Es fällt allerdings auf, dass der US-Markt zurückhaltend auf das Feuerwerk der positiven Überraschungen reagiert. Negative Überraschungen werden deutlich abgestraft, positive nicht unbedingt mit Kursgewinnen belohnt. Beispielhaft kann man hier die großen Finanzdienstleister herausstellen, die gegen Ende der vergangenen Woche ihre Ergebnisse vorgestellt hatten. Der Finanzsektor im S&P 500 notiert dennoch nur knapp 1 Prozent über dem Stand von Ende Juni. Hier dürfte eine Rolle spielen, dass die erwarteten Gewinne (pro Aktie) im Laufe des ersten Halbjahres und insbesondere während des zweiten Quartals kontinuierlich gesenkt worden sind, von Ende Dezember 2024 bis Ende Juni 2025 um insgesamt 5,7 Prozent (Quelle: Bloomberg). Die Messlatte, die zu schlagen ist, liegt somit nicht sehr hoch. Möglicherweise hat der Markt auch einiges der positiven Überraschungen schon im Juni und frühen Juli vorweggenommen.
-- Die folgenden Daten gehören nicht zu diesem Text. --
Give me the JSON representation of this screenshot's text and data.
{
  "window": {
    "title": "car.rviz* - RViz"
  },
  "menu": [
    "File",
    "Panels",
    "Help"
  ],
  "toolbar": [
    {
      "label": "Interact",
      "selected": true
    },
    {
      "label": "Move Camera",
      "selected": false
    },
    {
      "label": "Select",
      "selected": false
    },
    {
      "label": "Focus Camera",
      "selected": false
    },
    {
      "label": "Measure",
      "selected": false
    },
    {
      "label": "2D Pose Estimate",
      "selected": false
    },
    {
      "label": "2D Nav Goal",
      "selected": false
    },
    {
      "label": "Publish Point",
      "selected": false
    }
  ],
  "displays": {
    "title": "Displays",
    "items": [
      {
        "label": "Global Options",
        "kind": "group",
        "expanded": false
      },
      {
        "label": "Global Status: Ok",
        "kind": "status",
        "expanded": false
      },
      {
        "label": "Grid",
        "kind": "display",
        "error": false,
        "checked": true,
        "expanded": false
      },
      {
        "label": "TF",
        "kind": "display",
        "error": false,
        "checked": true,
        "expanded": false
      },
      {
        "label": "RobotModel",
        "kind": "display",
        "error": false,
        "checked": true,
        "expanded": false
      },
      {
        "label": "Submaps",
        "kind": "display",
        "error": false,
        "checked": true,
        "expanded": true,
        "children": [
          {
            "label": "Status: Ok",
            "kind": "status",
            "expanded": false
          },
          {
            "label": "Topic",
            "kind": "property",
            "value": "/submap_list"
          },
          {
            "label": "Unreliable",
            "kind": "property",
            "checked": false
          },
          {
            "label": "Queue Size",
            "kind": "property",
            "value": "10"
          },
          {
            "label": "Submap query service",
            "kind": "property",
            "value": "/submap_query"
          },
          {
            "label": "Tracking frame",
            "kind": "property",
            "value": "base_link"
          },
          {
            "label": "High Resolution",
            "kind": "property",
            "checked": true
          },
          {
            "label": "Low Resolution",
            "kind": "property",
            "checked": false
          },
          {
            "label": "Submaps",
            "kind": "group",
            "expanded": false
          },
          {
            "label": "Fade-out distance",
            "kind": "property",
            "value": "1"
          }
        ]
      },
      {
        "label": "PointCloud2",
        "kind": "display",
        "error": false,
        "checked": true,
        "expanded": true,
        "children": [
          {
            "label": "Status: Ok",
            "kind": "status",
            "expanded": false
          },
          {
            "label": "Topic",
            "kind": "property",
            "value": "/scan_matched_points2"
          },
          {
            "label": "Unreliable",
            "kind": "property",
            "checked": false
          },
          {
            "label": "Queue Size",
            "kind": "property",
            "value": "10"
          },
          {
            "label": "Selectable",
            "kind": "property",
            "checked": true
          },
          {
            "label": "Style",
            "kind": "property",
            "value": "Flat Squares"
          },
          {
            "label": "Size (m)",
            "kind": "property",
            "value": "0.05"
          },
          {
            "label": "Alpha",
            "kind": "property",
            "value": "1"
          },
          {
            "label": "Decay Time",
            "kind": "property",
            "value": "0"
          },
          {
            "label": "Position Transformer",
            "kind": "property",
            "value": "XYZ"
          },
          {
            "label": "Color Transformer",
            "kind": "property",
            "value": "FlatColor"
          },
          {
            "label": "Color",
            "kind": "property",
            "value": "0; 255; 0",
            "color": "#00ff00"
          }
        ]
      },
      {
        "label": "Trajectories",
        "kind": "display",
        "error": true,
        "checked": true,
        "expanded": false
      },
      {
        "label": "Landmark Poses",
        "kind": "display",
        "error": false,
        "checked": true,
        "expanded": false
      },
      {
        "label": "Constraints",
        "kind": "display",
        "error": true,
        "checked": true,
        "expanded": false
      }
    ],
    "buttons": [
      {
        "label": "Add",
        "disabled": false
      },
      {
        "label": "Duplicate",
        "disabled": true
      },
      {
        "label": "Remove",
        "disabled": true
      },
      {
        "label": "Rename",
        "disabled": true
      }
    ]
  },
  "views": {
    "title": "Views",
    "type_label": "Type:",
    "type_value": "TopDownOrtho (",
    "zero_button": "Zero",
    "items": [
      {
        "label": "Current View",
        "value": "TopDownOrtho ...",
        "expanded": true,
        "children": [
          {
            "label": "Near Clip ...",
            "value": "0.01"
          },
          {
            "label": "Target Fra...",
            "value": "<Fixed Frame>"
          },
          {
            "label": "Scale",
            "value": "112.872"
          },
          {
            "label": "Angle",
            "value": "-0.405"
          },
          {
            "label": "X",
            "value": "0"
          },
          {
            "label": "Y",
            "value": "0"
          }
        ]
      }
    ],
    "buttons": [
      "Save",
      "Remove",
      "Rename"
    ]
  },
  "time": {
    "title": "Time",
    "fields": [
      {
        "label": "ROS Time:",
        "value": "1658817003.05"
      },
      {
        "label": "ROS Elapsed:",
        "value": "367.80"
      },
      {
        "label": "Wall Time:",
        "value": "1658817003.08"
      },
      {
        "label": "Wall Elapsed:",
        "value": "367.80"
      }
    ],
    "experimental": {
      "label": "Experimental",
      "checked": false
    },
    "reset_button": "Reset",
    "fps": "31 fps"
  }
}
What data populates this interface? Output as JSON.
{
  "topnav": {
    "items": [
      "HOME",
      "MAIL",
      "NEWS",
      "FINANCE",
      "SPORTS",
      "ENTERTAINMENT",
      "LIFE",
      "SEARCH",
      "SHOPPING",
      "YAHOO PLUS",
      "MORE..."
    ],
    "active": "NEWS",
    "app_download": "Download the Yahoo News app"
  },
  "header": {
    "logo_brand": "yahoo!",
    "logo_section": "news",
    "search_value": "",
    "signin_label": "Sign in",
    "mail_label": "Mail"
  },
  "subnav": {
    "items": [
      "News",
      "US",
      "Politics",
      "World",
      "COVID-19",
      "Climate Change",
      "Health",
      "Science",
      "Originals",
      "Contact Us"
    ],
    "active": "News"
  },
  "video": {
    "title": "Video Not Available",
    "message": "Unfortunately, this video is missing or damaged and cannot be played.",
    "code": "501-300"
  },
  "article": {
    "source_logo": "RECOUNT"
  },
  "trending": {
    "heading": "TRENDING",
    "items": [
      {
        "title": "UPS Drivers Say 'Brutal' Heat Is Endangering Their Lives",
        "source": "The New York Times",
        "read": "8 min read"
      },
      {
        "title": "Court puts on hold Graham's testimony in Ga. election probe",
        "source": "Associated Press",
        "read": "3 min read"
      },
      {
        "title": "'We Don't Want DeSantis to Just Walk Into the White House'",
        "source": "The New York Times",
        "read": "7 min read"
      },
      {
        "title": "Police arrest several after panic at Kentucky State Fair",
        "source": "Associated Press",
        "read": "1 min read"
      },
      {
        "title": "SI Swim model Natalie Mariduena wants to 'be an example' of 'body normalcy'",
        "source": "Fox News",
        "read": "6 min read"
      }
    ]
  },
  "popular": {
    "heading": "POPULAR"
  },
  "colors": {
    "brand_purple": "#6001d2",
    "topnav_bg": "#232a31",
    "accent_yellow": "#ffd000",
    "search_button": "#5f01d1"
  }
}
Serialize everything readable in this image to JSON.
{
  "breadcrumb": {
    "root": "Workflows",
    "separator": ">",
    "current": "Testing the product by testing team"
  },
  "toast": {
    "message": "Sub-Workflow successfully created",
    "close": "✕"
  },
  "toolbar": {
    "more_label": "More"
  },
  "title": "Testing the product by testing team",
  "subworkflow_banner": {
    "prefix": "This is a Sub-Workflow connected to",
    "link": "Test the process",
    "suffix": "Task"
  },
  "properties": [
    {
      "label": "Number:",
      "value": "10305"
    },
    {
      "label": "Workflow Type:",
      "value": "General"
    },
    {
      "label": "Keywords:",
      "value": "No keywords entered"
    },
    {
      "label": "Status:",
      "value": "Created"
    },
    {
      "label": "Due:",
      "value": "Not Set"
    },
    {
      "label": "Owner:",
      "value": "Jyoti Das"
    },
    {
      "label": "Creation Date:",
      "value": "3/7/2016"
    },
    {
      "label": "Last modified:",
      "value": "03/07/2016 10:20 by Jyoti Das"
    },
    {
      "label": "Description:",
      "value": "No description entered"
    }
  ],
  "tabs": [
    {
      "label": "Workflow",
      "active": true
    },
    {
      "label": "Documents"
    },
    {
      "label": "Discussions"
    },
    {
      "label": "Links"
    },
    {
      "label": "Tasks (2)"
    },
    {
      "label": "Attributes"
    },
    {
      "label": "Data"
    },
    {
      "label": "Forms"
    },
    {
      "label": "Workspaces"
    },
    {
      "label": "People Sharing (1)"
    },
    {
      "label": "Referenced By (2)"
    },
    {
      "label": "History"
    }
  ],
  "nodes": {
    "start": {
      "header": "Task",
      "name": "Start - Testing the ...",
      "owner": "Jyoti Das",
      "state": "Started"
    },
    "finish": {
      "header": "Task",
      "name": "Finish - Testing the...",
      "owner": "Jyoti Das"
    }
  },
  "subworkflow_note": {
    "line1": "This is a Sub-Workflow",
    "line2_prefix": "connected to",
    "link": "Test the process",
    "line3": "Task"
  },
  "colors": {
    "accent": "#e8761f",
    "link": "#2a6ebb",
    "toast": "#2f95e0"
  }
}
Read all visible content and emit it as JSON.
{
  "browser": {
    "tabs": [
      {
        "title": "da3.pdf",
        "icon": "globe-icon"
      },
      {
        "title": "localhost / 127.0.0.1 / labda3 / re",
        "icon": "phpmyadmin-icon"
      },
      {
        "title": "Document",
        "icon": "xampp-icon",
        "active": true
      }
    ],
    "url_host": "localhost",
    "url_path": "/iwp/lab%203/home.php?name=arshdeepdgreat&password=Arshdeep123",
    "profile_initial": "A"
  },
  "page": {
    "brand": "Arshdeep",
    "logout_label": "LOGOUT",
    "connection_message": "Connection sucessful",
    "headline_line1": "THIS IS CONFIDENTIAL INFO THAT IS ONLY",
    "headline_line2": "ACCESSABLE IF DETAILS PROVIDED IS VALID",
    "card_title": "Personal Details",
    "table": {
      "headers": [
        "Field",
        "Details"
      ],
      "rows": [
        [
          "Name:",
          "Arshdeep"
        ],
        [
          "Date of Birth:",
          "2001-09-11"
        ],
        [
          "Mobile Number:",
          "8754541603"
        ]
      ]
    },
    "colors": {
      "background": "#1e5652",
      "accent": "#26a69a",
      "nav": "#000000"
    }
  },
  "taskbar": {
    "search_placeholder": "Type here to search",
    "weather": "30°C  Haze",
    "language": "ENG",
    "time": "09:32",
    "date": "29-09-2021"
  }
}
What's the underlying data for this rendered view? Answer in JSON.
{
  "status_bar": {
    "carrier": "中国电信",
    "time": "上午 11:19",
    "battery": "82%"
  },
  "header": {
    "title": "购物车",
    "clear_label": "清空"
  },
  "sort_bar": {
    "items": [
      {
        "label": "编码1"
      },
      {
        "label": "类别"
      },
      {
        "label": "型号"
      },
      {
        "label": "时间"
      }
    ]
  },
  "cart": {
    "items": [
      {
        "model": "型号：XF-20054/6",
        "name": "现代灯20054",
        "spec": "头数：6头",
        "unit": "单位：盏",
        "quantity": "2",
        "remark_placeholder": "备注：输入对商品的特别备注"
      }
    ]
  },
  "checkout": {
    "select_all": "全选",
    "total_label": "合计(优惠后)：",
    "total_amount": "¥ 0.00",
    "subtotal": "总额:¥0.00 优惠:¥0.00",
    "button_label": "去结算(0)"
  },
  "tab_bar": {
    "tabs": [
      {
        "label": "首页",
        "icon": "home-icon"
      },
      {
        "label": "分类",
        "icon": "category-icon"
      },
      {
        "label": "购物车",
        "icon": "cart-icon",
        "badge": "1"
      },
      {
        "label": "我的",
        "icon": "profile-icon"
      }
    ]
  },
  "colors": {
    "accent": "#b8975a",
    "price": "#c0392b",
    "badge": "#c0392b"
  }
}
Den bisher veröffentlichten Geschäftszahlen für das zweite Quartal zufolge seigen sich die Unternehmen bisher recht widerstandsfähig gegenüber den zahlreichen Risiken. Sollte eine „vernünftige“ Einigung im Handelsstreit mit den USA zustande kommen, dürfte die wirtschaftliche Stabilisierung im Euroraum weitergehen. Das könnte den hier ansässigen Unternehmen helfen. Die Möglichkeit eines schwächeren Wirtschaftswachstums der USA im zweiten Halbjahr bei gleichzeitig höheren Inflationsraten schreckt die Anleger nicht mehr spürbar ab. Auch die erwartete Beschleunigung des Gewinnwachstums zum Jahr 2026 hin bietet den Aktienmärkten Rückhalt (siehe Abbildung 1). Dennoch sehen wir die Märkte nicht ganz ohne Vorbehalt. Vor allem die hohen Bewertungen bieten wenig Spielraum, wenn etwas schlechter laufen sollte als erhofft. Es kommt unserer Einschätzung nach jetzt noch mehr als sonst darauf an, mit Umsicht an den Aktienmärkten zu agieren und vielversprechende Titel mit großer Sorgfalt auszuwählen.